– Пусть идет, – сказал Володя Павлов из-за плеча Кати, сидевшей, болтая ногами, у него на коленях.

– А ты, Вельтман?

– Что? – встрепенулся студент. Он сидел на диване спиною к товарищам около лежавшей Паши, нагнувшись над ней, и давно уже с самым дружеским, сочувственным видом поглаживал ее то по плечам, то по волосам на затылке, а она уже улыбалась ему своей застенчиво-бесстыдной и бессмысленно-страстной улыбкой сквозь полуопущенные и трепетавшие ресницы. – Что? В чем дело? Ах да, можно ли сюда актера? Ничего не имею против. Пожалуйста…

Ярченко послал через Симеона приглашение, и актер пришел и сразу же начал обычную актерскую игру. В дверях он остановился, в своем длинном сюртуке, сиявшем шелковыми отворотами, с блестящим цилиндром, который он держал левой рукой перед серединой груди, как актер, изображающий на театре пожилого светского льва или директора банка. Приблизительно этих лиц он внутренно и представлял себе.

– Будет ли мне позволено, господа, вторгнуться в вашу тесную компанию? – спросил он жирным, ласковым голосом, с полупоклоном, сделанным несколько набок.

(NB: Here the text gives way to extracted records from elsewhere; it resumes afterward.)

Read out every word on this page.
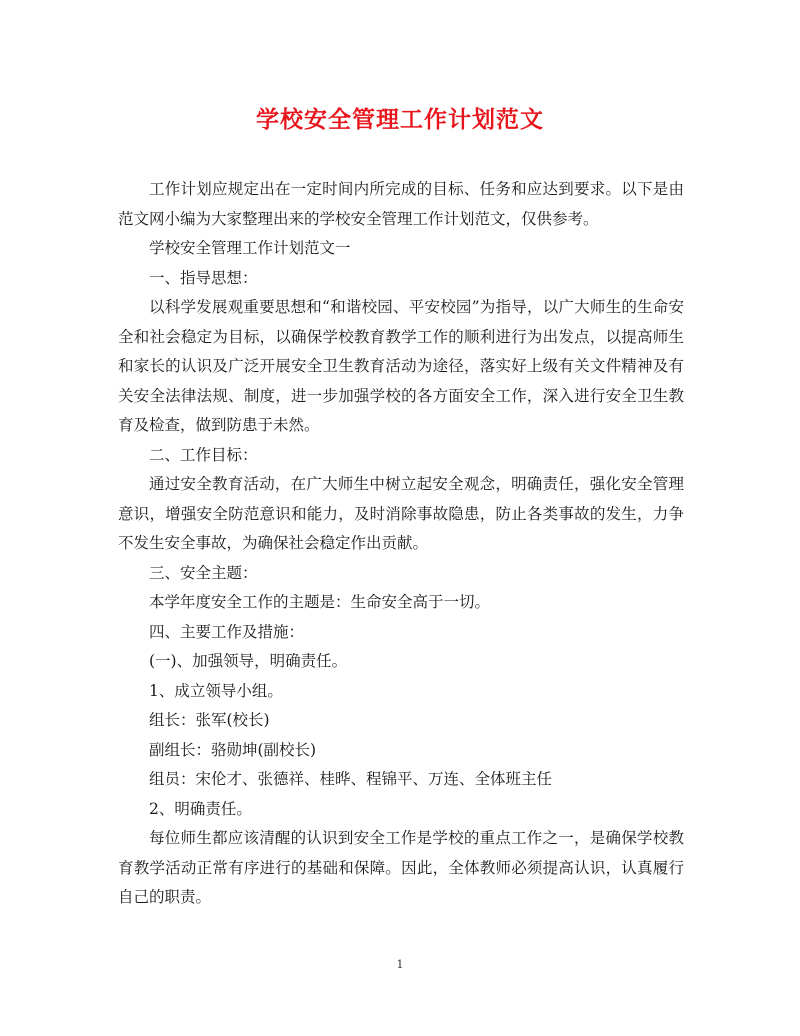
学校安全管理工作计划范文

工作计划应规定出在一定时间内所完成的目标、任务和应达到要求。以下是由范文网小编为大家整理出来的学校安全管理工作计划范文，仅供参考。

学校安全管理工作计划范文一

一、指导思想：

以科学发展观重要思想和“和谐校园、平安校园”为指导，以广大师生的生命安全和社会稳定为目标，以确保学校教育教学工作的顺利进行为出发点，以提高师生和家长的认识及广泛开展安全卫生教育活动为途径，落实好上级有关文件精神及有关安全法律法规、制度，进一步加强学校的各方面安全工作，深入进行安全卫生教育及检查，做到防患于未然。

二、工作目标：

通过安全教育活动，在广大师生中树立起安全观念，明确责任，强化安全管理意识，增强安全防范意识和能力，及时消除事故隐患，防止各类事故的发生，力争不发生安全事故，为确保社会稳定作出贡献。

三、安全主题：

本学年度安全工作的主题是：生命安全高于一切。

四、主要工作及措施：

(一)、加强领导，明确责任。

1、成立领导小组。

组长：张军(校长)

副组长：骆勋坤(副校长)

组员：宋伦才、张德祥、桂晔、程锦平、万连、全体班主任

2、明确责任。

每位师生都应该清醒的认识到安全工作是学校的重点工作之一，是确保学校教育教学活动正常有序进行的基础和保障。因此，全体教师必须提高认识，认真履行自己的职责。

1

Его попросили, и он стал знакомиться. Пожимая руки, он оттопыривал вперед локоть и так высоко подымал его, что кисть оказывалась гораздо ниже. Теперь это уже был не директор банка, а этакий лихой, молодцеватый малый, спортсмен и кутила из золотой молодежи. Но его лицо – с взъерошенными дикими бровями и с обнаженными безволосыми веками – было вульгарным, суровым и низменным лицом типичного алкоголика, развратника и мелко жестокого человека. Вместе с ним пришли две его дамы: Генриетта – самая старшая по годам девица в заведении Анны Марковны, опытная, все видевшая и ко всему притерпевшаяся, как старая лошадь на приводе у молотилки, обладательница густого баса, но еще красивая женщина, и Манька Большая, или Манька Крокодил. Генриетта еще с прошлой ночи не расставалась с актером, бравшим ее из дома в гостиницу.

Усевшись рядом с Ярченко, он сейчас же заиграл новую роль – он сделался чем-то вроде старого добряка-помещика, который сам был когда-то в университете и теперь не может глядеть на студентов без тихого отеческого умиления.

– Поверьте, господа, что душой отдыхаешь среди молодежи от всех этих житейских дрязг, – говорил он, придавая своему жесткому и порочному лицу по-актерски преувеличенное и неправдоподобное выражение растроганности. – Эта вера в святой идеал, эти честные порывы!.. Что может быть выше и чище нашего русского студенчества?.. Кёльнер! Шампанскава-а! – заорал он вдруг оглушительно и треснул кулаком по столу.

Лихонин и Ярченко не захотели остаться у него в долгу. Началась попойка. Бог знает каким образом в кабинете очутились вскоре Мишка-певец и Колька-бухгалтер, которые сейчас же запели своими скачущими голосами:

Чу-у-у-уют пра-а-а-авду,
Ты ж, заря-я-я-я, скоре-е-е-е.

Появился и проснувшийся Ванька-Встанька. Опустив умильно набок голову и сделав на своем морщинистом, старом лице Дон-Кихота узенькие, слезливые, сладкие глазки, он говорил убедительно-просящим тоном:

– Господа студенты… угостили бы старичка… Ей-богу, люблю образование… Дозвольте!

Лихонин всем был рад, но Ярченко сначала – пока ему не бросилось в голову шампанское – только поднимал кверху свои коротенькие черные брови с боязливым, удивленным и наивным видом. В кабинете вдруг сделалось тесно, дымно, шумливо и душно. Симеон с грохотом запер снаружи болтами ставни. Женшины, только что отделавшись от визита или в промежутке между танцами, заходили в комнату, сидели у кого-нибудь на коленях, курили, пели вразброд, пили вино, целовались, и опять уходили, и опять приходили. Приказчики от Керешковского, обиженные тем, что девицы больше уделяли внимания кабинету, чем залу, затеяли было скандал и пробовали вступить со студентами в задорное объяснение, но Симеон в один миг укротил их двумя-тремя властными словами, брошенными как будто бы мимоходом.